24 Heures du Mans 2026 – Julien Andlauer : « Je ne voulais pas faire Le Mans juste pour faire Le Mans »

Le plus jeune vainqueur des 24 Heures du Mans de l’histoire retrouve la classique mancelle dans un rôle inédit. Pilote officiel Porsche Penske Motorsport en IMSA, Julien Andlauer s’engage cette année en catégorie LMP2 avec Duqueine Team. Entre adaptation à la catégorie, ambitions au Mans et regard sur sa saison américaine, le Lyonnais se confie à Endurance Live sans détour avant le grand rendez-vous de l’endurance

Vous avez récemment participé à des essais avec Duqueine. Comment se sont passés ces premiers roulages ?

« Oui, c’était au Paul Ricard. Entre les courses aux États-Unis et les essais ELMS, j’étais un peu fatigué à chaque retour, mais tout s’est très bien passé. Richard (Verschoor) est un très bon coéquipier, quelqu’un de très agréable. Maintenant, il faut voir ce que ça donnera une fois en piste en conditions de course. »

Le fait de rejoindre une équipe française a-t-il pesé dans votre décision ?

« Pas forcément. Ce n’est pas un critère déterminant. Ce qui compte avant tout, c’est gagner. Que l’équipe soit française, japonaise ou australienne, cela ne change pas grand-chose. En revanche, c’est vrai que Gilles Duqueine est toujours un peu impliqué dans le projet. Cela faisait plusieurs années que nous nous disions qu’il serait intéressant de travailler ensemble, surtout en tant que Lyonnais. Je l’ai vu ce matin et je lui ai dit : ‘Enfin, on a réussi à faire quelque chose ensemble.’ C’est plutôt sympa. »

Copyright Laurent Cartalade / MPS Agency.

Vous êtes désormais habitué aux Hypercars . Comment s’est passée votre adaptation à la LMP2 ?

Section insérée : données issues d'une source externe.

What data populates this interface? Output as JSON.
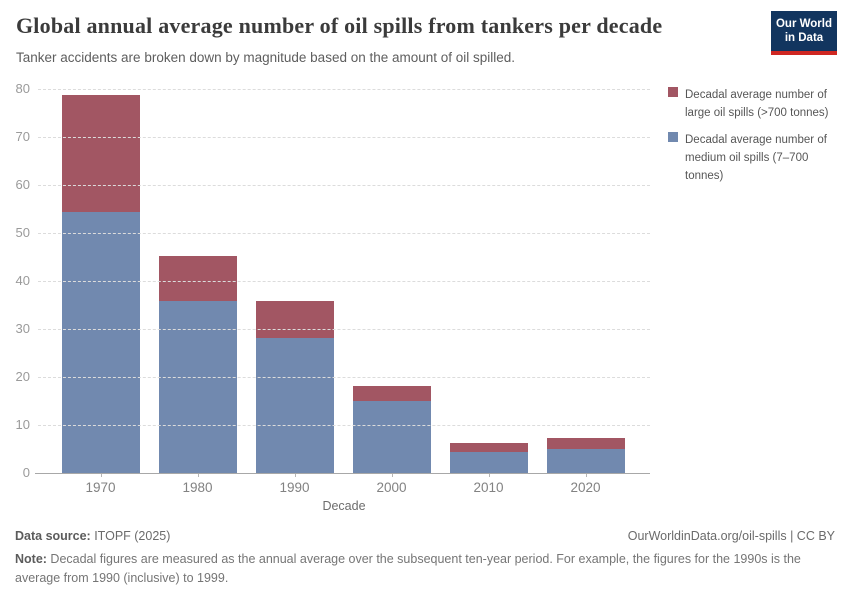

« J’avais déjà roulé en LMP2 lors des deux dernières éditions du Mans, mais je n’avais plus piloté cette voiture depuis. Ce qui a demandé le plus d’adaptation, c’est surtout le pneumatique Goodyear, qui reste assez particulier. En plus, j’ai eu très peu de roulage pendant les deux journées de tests. Il fallait être immédiatement dans le rythme et travailler sur la voiture. Je reste assez confiant. Nous avons un bon package globalement. L’équipe travaille très bien. C’est une nouvelle organisation avec de nouvelles personnes. Avec l’arrivée de RS, ils ont regroupé beaucoup de potentiel et de compétences. Il faut encore coordonner tout cela, mais je vais essayer d’apporter mon expérience des dernières années et du Mans pour exploiter pleinement ce potentiel. »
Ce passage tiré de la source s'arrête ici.